Home UK & Ireland Grocery News Manufacturers

General Mills Raises Forecasts On Higher Prices

General Mills, the owner of brands such as Cheerios, Nature Valley, and Old El Paso, has today raised its full-year sales and profit forecast after benefitting from higher prices and strong demand for key lines.

The company prospered during the pandemic as consumers ate at home more. This uptick in grocery demand has held strong despite the reopening of the hospitality sector, with the group’s organic sales growing 4% to $4.5bn in its third quarter ended 27 February.

The sustained demand, coupled with price hikes across the board, means General Mills now expects sales to rise by about 5% over the full year. It had earlier forecast an increase of 4% to 5%.

Operating profit in the last quarter was down 1% to $815m, driven primarily by lower gross profit dollars and less favourable investment activity, partially offset by a gain on divestitures. Adjusted operating profit was down 6% on a constant currency basis.
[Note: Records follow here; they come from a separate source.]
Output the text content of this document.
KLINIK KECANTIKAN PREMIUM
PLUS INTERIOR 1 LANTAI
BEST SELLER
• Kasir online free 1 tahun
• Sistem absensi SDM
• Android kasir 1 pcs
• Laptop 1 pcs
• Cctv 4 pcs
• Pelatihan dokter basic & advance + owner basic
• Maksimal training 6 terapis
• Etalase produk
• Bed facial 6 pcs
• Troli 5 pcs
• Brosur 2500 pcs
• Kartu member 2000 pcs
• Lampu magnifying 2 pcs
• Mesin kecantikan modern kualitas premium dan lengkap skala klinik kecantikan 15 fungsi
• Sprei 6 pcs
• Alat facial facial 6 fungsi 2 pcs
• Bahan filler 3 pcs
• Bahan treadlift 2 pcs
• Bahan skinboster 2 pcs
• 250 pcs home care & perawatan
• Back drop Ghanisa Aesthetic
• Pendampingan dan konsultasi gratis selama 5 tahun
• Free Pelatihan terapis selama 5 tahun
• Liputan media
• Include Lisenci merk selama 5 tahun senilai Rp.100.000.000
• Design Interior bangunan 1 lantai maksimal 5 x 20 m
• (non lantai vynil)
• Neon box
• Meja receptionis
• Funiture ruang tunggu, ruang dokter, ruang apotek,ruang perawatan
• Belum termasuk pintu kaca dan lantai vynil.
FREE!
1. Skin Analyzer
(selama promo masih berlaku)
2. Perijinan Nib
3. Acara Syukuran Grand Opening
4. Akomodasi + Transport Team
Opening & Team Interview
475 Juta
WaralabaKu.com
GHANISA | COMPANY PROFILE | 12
However, General Mills said that adjusted operating profit is now expected to range between down 2% and flat, reflecting the increased guidance on organic net sales. For the full year, the company continues to expect input cost inflation of 8% to 9% and “significant costs” related to supply chain disruptions. Adjusted operating profit was previously expected to decline 4% to 1%.

“Our solid execution in a highly volatile environment enabled us to close the third quarter with improved momentum,” said General Mills Chairman and Chief Executive Officer Jeff Harmening.

“Demand for our brands remains robust, and our team has shown great agility to overcome disruptions throughout the supply chain and deliver for our customers and consumers. We expect to drive strong growth in the fourth quarter, fuelled by accelerating net price realization. With confidence in our plans and positive momentum on our business, we’re raising our guidance for fiscal 2022.”